(ni ceci ni cela)

mardi 3 septembre 2024

Quand tu auras rendu ton dernier souffle

 

Tu habites une cabane isolée depuis plus de trente ans. Tu pourrais être bûcheron, braconnier ou bandit en cavale, mais tu n'es rien de tout ça. Tu vis seul sans jamais avoir eu la vocation de la solitude. Tu t'étonnes de survivre année après année alors que tu n'as jamais gagné un sou. Par chance tu aimes les baies et les racines, ce qui constitue l'essentiel de tes repas. Quand il t'arrive d'attraper un lapin ou de pêcher une truite à main nue dans la rivière, c'est un festin. Tu regrettes alors de ne pouvoir le partager avec quiconque. Mis à part ça, la compagnie des hommes ne te manque pas. A défaut de leur parler tu t'adresses parfois à eux en leur écrivant de longues lettres que tu gardes pour toi. Tu les entasses dans un joli coffre en bois peint que tu conserves sous ta table de nuit, sans te soucier de ce qu'elles deviendront une fois que tu auras cassé ta pipe.

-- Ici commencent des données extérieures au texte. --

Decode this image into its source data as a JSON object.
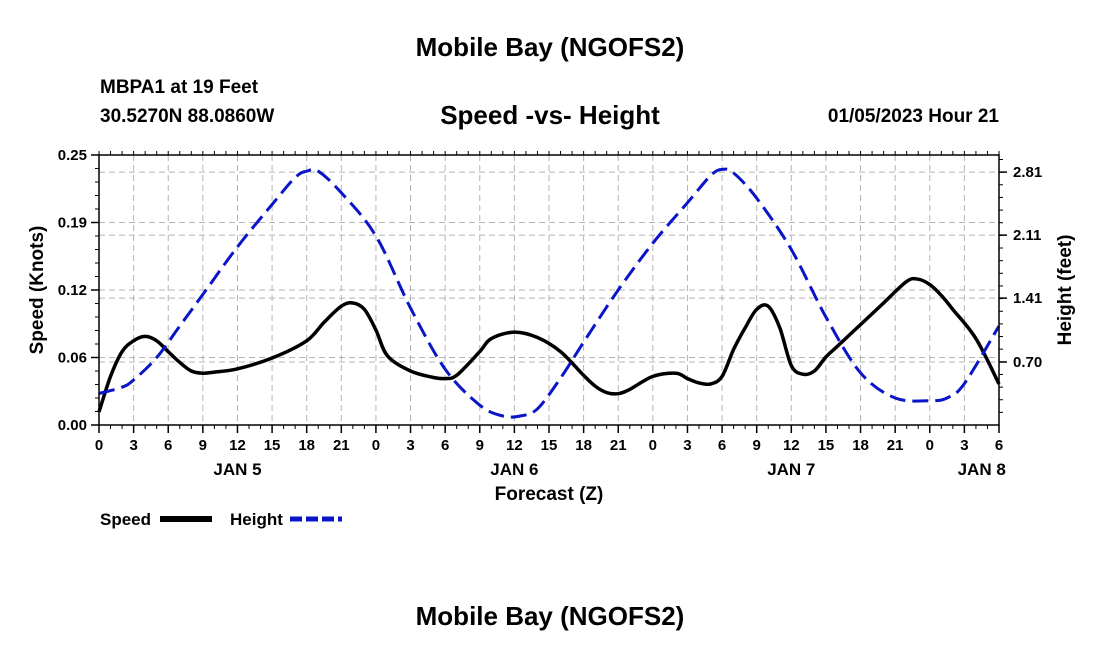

La routine de tes journées presque toutes identiques est la seule chose qui t'occupe. Depuis peu tu te mets à boiter dès que tu t'éloignes un peu trop. Aussi tes promenades se font de plus en plus courtes, et ton humeur de plus en plus sombre. Personne ne te regrettera quand tu auras rendu ton dernier souffle. Cette pensée t'est douce.